チームメイト兼友人らの顔を、改めて見回す。
相変わらず、仏頂面の奴もいる。
顔の前で拳をつくりながら「江波ならいける」とエールを送ってくれる奴もいた。
黒い笑みをしている奴もいたが、確と笑って見送ってくれる奴等も、居る。
俺は怖じ気づいて、ここに居留まってしまうことの方が、奴等に面目が立たないと思った。
「みんな、ごめん。ありがとう。俺、行ってくる」
「おう。

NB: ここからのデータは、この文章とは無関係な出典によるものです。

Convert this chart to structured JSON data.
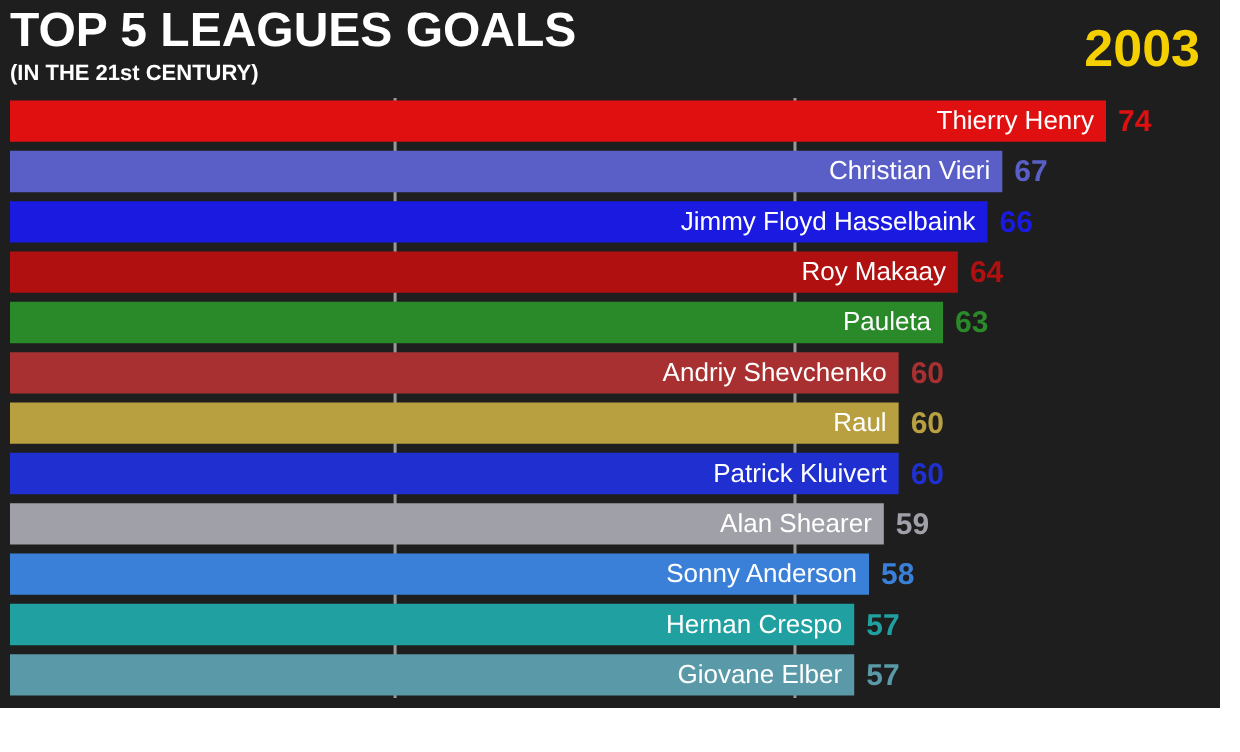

そんで良い報告、聞かせろよ」
「で、出来るだけ努力する…」
「馬鹿野郎!!絶対だ!」
こうして俺は、教室を駆け足で去った。
これが萩原さんを誘うことになった、成り行きだ。
そして、見事に彼女を誘うことに成功した。
おまけに、これから行くという、練習に付き合っても良いというのだ。
今日は何と幸運が続くのだろう。
上機嫌のまま、公園に到着する。
彼女が準備しているのを見届けていた。
練習が始まれば、一気に彼女の世界へ引きずり込まれる。
優しい音だ。
一つの音を伸ばす、この単調な基礎の練習でさえ、魅了されてしまう。
しばらく酔いしれていると、俺のズボンのポケットの中で携帯電話が震えた。
一度は無視してしまおうか、迷ったところだ。
しかし、あまりにも呼び出しがしつこいため、電話に出ることにした。
萩原さんは練習に集中しているようだったので、邪魔をするのも悪いと思い、静かにその場を離れた。